Here's the question: You have an iron rod which is 1 light year in length. You push one end of the rod. How long does it take before the other end moves? The options are:

A: Immediately
B: 1 week
C: 1 year
D: at least 1,000 years.

The "instinctive" answer is to say A - the moment you move one end is the moment the other end moves. And, as you might guess, from the fact that we're being asked to explain it, A is not correct.

To help understand what's happening here, I'd like you to imagine that the rod is not made of iron. I want you to imagine instead that it's made of marshmallow. Yes, that's right - one single marshmallow that's 1 light year tall.
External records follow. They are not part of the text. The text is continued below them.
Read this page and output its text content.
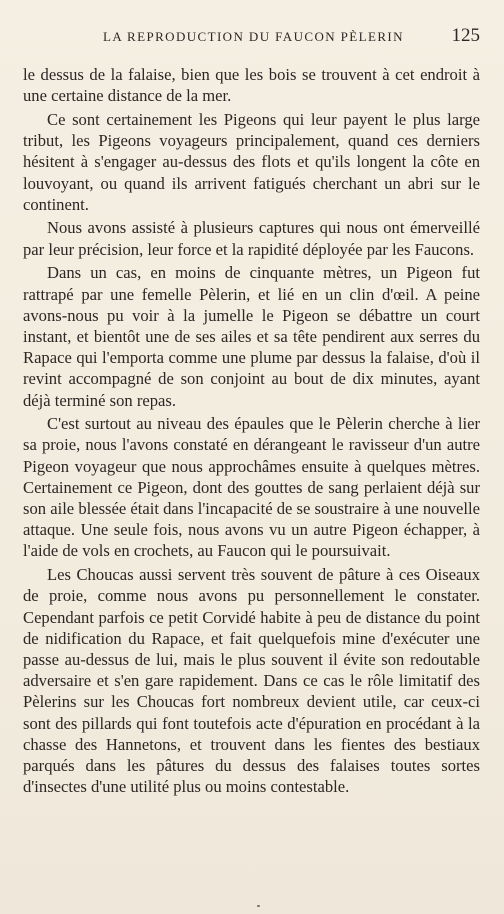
LA REPRODUCTION DU FAUCON PÈLERIN	125

le dessus de la falaise, bien que les bois se trouvent à cet endroit à une certaine distance de la mer.

Ce sont certainement les Pigeons qui leur payent le plus large tribut, les Pigeons voyageurs principalement, quand ces derniers hésitent à s'engager au-dessus des flots et qu'ils longent la côte en louvoyant, ou quand ils arrivent fatigués cherchant un abri sur le continent.

Nous avons assisté à plusieurs captures qui nous ont émerveillé par leur précision, leur force et la rapidité déployée par les Faucons.

Dans un cas, en moins de cinquante mètres, un Pigeon fut rattrapé par une femelle Pèlerin, et lié en un clin d'œil. A peine avons-nous pu voir à la jumelle le Pigeon se débattre un court instant, et bientôt une de ses ailes et sa tête pendirent aux serres du Rapace qui l'emporta comme une plume par dessus la falaise, d'où il revint accompagné de son conjoint au bout de dix minutes, ayant déjà terminé son repas.

C'est surtout au niveau des épaules que le Pèlerin cherche à lier sa proie, nous l'avons constaté en dérangeant le ravisseur d'un autre Pigeon voyageur que nous approchâmes ensuite à quelques mètres. Certainement ce Pigeon, dont des gouttes de sang perlaient déjà sur son aile blessée était dans l'incapacité de se soustraire à une nouvelle attaque. Une seule fois, nous avons vu un autre Pigeon échapper, à l'aide de vols en crochets, au Faucon qui le poursuivait.

Les Choucas aussi servent très souvent de pâture à ces Oiseaux de proie, comme nous avons pu personnellement le constater. Cependant parfois ce petit Corvidé habite à peu de distance du point de nidification du Rapace, et fait quelquefois mine d'exécuter une passe au-dessus de lui, mais le plus souvent il évite son redoutable adversaire et s'en gare rapidement. Dans ce cas le rôle limitatif des Pèlerins sur les Choucas fort nombreux devient utile, car ceux-ci sont des pillards qui font toutefois acte d'épuration en procédant à la chasse des Hannetons, et trouvent dans les fientes des bestiaux parqués dans les pâtures du dessus des falaises toutes sortes d'insectes d'une utilité plus ou moins contestable.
Now imagine what happens when you push one end. Can you visualize it? As you push, the marshmallow rod compresses (squishes) right by where you pushed it. Of course, it won't stay compressed, and since it can't "rebound" to its original position (your hand is in the way, and you're still pushing), the compressed section will decompress by pushing the compression down the length of the rod. In other words, you'll create a wave of compressed marshmallow that will travel the length of the rod.

"Ah, yes," you might say, "but that's marshmallow. A marshmallow is squishy. An iron rod isn't squishy. It's rigid."

Well, yes and no. It's kind of like "The Princess Bride," where Miracle Max concludes that "mostly dead is partly alive." Iron is "mostly rigid," and mostly rigid is partly squishy. It will compress. The motion of the rod is actually a wave of motion, just like with the marshmallow. The other end of your rod will move after you've pushed your end.

How much after? Well, that's a good question. And I don't know the answer. But I do know this: the speed of that wave is significantly slower than the speed of light. And how long does it take light to travel the length of the rod? Since the definition of a "light year" is "the distance light will travel in a year," we can conclude that light takes a year to travel the length of the rod. And therefore, the amount of time it takes for the other end of the rod to move is more than a year. If you look at your possible answers, D is the only one that is more than a year. Therefore, if any of the answers are correct, D must be the one!

It seems counter-intuitive; when you are dealing with much smaller "mostly rigid" objects, it appears to you as though the other end moves simultaneously with the end you pushed. The key is the word "appears." There is actually a tiny, tiny delay, which is so short you couldn't possibly measure it. But when you are dealing with such an astronomical distance (the length of your rod is 63 thousand times the distance from the earth to the sun!), that tiny, tiny delay is suddenly not tiny any more!

Incidentally, I hope you're planning to push very very hard, if you intend to move that rod of yours any significant distance. If we assume that the radius of the rod is 1 centimeter, its mass is about 23 quadrillion kilograms, which would make for a decent sized asteroid, if it wasn't so oddly shaped!